Le bétail parlant
samedi 21 juillet 2007
En effet, même dans ce cas, les arguments de ceux qui s’opposaient à l’abolition de l’esclavage étaient fondés non sur les antiques conceptions d’Aristote à propos de certains hommes esclaves par nature, mais sur des propositions juridiques beaucoup plus récentes : d’abord le droit de la guerre qui, encore chez Pufendorf, permet de fonder un certain type d’esclavage, ensuite le respect dû aux droits de propriété des maîtres sur le capital humain dans lequel ils avaient investi et qu’il faudrait indemniser de toute façon, enfin le droit de chacun de renoncer jusqu’à la fin de ses jours à sa liberté pour assurer sa subsistance.
Question toujours présente : de quel droit peut-on me dénier le droit de renoncer à tout droit ? Comme le disait Grotius lui-même, « cet assujettissement n’a rien en soi de trop dur ; car cette obligation perpétuelle de services est compensée par l’assurance d’avoir toujours des aliments : assurance que n’ont pas ceux qui louent leurs services au jour le jour ».
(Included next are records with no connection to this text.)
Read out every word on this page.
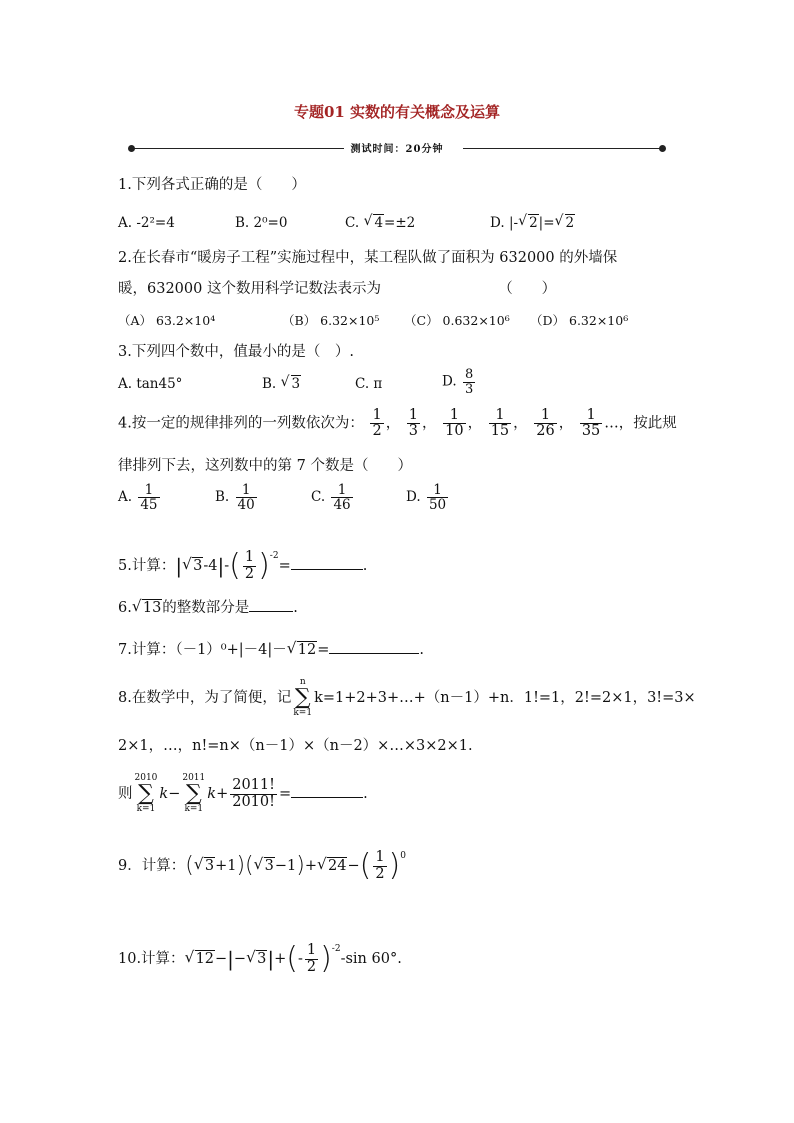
专题01 实数的有关概念及运算
测试时间：20分钟
1.下列各式正确的是（　　）
A. -2²=4	B. 2⁰=0	C. √ 4=±2	D. |- √ 2|= √ 2
2.在长春市“暖房子工程”实施过程中，某工程队做了面积为 632000 的外墙保
暖，632000 这个数用科学记数法表示为	（　　）
（A） 63.2×10⁴	（B） 6.32×10⁵ （C） 0.632×10⁶ （D） 6.32×10⁶
3.下列四个数中，值最小的是（　）.
A. tan45°	B. √ 3	C. π	D. $\frac{8}{3}$
4.按一定的规律排列的一列数依次为： $\frac{1}{2}$ ， $\frac{1}{3}$ ， $\frac{1}{10}$ ， $\frac{1}{15}$ ， $\frac{1}{26}$ ， $\frac{1}{35}$ …，按此规
律排列下去，这列数中的第 7 个数是（　　）
A. $\frac{1}{45}$	B. $\frac{1}{40}$	C. $\frac{1}{46}$	D. $\frac{1}{50}$
5.计算：| √ $3-4|-( \frac{1}{2} )^{-2}=$	.
6. √ 13的整数部分是	.
7.计算：（－1）⁰+|－4|－ √ 12=	.
8.在数学中，为了简便，记
n
∑
k=1
k=1+2+3+…+（n－1）+n．1!=1，2!=2×1，3!=3×
2×1，…，n!=n×（n－1）×（n－2）×…×3×2×1.
则
2010
∑
k=1
k−
2011
∑
k=1
$k+ \frac{2011!}{2010!}$ =	.
9．计算：( √ 3+1)( √ 3−1)+ √ $24-( \frac{1}{2} )^0$
10.计算： √ 12−|− √ $3|+(- \frac{1}{2} )^{-2}-\sin$ 60°.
Pour être complet, il faudrait encore parler d’esclavage pour dette, et de cette idée que l’on trouve dans l’ Utopie de Thomas More selon laquelle l’exécution d’un condamné à mort étant un gaspillage, il vaudrait mieux transmuer la peine capitale en esclavage ; on pourrait même prévoir que des pays achètent à d’autres leurs condamnés à mort pour alimenter leur stock de main-d’oeuvre servile, si l’on ose dire.
Que l’on sache, ces trois grands auteurs ont plutôt la réputation d’être à la pointe de l’humanisme de leur temps ! Même chez Tocqueville, l’esclavage est un « point aveugle ». C’est dire la difficulté qu’il y a eu à en sortir, ce que montre bien ce livre captivant.